Cyber Martial Law everywhere in Asia
Enacting laws on computer crimes or cybercrimes to implement blanket data retention policies is also trending in the region, and it’s the military and law enforcement agencies that seem to have great interest in this.
In Thailand the computer-related crime act has long been in question wherein data can be used to prosecute “enemies” of the State.
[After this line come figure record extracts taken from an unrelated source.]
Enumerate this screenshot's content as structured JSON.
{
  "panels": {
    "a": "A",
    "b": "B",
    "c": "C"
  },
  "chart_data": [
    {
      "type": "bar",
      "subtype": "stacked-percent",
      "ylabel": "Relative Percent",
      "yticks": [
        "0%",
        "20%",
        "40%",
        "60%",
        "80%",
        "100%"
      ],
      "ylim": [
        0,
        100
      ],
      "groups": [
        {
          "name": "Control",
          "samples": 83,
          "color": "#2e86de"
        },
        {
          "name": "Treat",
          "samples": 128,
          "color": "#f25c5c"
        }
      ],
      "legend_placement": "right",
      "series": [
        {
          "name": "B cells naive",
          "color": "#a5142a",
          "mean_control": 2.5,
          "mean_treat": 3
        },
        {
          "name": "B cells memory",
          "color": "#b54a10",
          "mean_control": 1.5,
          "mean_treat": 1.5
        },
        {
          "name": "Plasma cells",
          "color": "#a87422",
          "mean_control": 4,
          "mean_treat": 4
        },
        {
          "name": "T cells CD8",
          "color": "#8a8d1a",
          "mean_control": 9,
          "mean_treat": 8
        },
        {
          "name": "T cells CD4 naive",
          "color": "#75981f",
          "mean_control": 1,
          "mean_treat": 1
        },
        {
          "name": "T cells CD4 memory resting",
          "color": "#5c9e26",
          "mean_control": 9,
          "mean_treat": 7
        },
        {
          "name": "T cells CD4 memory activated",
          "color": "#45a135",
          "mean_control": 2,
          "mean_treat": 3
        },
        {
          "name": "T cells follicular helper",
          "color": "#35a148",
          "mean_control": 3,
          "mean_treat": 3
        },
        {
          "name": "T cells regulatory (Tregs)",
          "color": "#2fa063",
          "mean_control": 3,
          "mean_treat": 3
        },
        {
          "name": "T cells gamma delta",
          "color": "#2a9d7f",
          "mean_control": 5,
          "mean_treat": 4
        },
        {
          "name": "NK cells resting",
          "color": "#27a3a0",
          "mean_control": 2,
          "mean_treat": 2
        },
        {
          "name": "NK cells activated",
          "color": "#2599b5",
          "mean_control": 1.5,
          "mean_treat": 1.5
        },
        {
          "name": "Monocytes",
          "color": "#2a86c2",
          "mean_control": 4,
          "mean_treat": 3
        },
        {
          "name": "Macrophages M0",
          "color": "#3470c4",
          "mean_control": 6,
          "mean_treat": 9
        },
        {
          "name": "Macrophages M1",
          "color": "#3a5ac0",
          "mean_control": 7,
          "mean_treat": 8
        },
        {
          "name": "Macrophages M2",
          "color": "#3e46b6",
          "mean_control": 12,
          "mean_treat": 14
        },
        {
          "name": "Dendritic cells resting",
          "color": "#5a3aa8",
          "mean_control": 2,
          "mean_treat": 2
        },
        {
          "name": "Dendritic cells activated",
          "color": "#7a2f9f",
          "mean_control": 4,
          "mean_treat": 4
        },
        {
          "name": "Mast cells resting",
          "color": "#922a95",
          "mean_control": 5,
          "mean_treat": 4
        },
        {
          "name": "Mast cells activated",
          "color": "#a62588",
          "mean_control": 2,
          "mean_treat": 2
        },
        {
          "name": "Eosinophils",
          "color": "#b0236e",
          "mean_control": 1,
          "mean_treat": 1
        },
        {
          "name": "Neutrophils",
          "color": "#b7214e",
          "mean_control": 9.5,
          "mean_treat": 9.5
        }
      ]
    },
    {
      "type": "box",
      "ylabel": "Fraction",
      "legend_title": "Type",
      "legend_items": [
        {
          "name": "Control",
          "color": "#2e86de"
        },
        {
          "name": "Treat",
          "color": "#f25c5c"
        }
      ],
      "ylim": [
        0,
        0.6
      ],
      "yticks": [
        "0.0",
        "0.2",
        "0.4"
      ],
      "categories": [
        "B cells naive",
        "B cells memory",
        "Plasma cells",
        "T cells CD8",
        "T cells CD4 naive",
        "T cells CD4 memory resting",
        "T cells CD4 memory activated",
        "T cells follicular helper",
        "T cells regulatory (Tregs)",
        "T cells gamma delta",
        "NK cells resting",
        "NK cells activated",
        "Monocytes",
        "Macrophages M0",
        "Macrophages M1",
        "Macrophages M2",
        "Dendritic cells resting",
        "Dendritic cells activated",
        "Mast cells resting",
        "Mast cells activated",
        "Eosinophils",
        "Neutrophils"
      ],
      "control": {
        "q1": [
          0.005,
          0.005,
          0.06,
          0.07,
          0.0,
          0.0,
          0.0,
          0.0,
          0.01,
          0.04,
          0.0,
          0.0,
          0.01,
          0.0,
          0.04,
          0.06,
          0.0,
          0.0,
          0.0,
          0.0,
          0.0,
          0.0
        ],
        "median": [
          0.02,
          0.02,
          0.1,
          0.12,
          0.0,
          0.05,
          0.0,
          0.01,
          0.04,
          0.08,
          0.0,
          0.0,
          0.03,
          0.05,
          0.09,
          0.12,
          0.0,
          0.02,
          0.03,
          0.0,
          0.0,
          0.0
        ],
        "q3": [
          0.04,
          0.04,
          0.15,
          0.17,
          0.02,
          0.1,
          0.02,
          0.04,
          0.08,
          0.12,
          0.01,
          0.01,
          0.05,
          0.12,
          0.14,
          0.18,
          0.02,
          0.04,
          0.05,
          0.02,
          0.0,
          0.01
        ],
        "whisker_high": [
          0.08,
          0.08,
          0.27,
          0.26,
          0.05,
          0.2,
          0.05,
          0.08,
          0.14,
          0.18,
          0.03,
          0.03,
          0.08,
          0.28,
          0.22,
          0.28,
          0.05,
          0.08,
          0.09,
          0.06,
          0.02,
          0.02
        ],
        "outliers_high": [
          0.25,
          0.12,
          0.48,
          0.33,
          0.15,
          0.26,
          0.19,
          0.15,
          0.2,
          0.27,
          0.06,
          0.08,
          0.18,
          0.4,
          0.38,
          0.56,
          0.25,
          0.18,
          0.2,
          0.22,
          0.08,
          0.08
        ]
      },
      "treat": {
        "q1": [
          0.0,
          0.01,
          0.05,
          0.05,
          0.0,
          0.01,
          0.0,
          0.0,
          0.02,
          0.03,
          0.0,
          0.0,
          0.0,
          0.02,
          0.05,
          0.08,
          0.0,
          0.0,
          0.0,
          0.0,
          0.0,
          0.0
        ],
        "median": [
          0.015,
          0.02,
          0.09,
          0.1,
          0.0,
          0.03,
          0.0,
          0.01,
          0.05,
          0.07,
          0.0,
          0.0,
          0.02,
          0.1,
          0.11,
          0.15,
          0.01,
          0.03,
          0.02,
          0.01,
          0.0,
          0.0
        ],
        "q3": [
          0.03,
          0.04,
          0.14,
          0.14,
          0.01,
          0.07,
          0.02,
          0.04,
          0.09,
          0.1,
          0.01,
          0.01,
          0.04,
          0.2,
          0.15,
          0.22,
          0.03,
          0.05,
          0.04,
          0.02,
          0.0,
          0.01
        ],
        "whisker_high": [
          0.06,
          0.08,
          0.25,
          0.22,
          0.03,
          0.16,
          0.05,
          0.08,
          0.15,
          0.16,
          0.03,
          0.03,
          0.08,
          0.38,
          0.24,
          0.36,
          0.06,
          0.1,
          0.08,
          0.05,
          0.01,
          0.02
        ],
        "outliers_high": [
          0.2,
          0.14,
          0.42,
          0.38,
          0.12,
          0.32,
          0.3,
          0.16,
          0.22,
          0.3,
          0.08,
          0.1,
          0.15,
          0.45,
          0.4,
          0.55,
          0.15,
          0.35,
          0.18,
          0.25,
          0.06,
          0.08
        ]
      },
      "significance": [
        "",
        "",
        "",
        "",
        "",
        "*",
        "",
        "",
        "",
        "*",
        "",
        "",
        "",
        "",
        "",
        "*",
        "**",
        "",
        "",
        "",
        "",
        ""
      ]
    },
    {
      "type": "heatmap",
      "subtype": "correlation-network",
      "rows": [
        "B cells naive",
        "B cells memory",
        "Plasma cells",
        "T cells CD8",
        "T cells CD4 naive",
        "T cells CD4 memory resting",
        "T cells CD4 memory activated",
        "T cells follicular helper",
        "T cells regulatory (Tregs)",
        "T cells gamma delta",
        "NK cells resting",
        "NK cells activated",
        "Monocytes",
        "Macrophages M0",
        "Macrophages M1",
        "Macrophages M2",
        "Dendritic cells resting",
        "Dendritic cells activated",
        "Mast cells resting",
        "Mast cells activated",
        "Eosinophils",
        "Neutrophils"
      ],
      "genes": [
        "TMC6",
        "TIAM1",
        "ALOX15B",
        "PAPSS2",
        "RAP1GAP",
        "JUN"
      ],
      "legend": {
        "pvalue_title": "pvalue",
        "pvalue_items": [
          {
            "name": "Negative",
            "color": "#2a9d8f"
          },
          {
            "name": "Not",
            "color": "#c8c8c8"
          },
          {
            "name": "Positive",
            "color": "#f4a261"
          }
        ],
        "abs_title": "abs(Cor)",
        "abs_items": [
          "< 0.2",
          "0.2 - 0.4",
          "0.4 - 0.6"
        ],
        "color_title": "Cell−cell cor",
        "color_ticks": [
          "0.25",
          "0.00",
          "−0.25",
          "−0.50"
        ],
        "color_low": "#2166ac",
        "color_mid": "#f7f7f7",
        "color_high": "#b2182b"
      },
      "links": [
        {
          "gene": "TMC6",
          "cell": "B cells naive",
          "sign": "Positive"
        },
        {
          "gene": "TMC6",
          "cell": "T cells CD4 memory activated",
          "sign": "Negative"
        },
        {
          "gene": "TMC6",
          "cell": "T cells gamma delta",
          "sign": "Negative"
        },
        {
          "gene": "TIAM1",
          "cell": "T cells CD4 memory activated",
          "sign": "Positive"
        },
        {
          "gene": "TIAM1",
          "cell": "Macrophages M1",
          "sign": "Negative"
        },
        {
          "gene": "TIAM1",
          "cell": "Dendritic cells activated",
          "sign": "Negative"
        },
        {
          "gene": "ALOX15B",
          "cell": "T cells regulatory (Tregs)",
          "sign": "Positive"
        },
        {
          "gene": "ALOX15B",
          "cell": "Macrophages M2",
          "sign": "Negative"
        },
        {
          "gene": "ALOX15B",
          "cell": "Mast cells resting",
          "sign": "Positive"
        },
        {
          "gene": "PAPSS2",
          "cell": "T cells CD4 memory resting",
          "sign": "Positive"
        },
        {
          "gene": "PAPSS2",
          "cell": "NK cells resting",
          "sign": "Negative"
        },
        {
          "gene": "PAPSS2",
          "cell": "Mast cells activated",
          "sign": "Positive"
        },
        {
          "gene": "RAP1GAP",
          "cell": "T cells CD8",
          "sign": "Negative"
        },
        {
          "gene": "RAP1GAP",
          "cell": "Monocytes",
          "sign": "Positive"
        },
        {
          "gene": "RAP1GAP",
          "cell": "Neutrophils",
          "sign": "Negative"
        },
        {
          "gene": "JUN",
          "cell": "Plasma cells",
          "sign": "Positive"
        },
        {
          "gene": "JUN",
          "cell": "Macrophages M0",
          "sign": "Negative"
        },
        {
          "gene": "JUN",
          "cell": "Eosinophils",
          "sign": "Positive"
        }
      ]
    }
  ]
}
Art Suriyawongkul of Thai Netizen Network said, “The ‘national security’ reason has often times been used as an excuse for cases to ‘accelerate’ prosecution process without regard to civil rights.”
Philippine Internet Freedom Alliance legal counsel Marnie Tonson reiterated that blanket data retention such as what the Philippine Cybercrime Prevention Act imposes, is actually mass surveillance. “This is contrary to the United Nations’ recent resolution on the Right to Privacy in the Digital Age,” he said.
Surveillance Asian States
India, an emerging leader in information and communications technology (ICT) in Asia is also increasingly becoming a big surveillance state, installing huge surveillance systems – including biometric capture of all citizens, centralized wiretaps, and 10-year data retention, shared Center for Internet and Society.
Whayudi Djafar of ELSAM Indonesia also expressed worry on the lack of transparency by Indonesian government on its surveillance practices. “The Indonesian parliament must use its function to check and balance intelligence agencies specially in employing surveillance policies,” he said.
The meeting concluded with a vow of advocates to continue on the struggle against mass surveillance and to keep on reminding Asian governments to uphold the right to privacy of its peoples.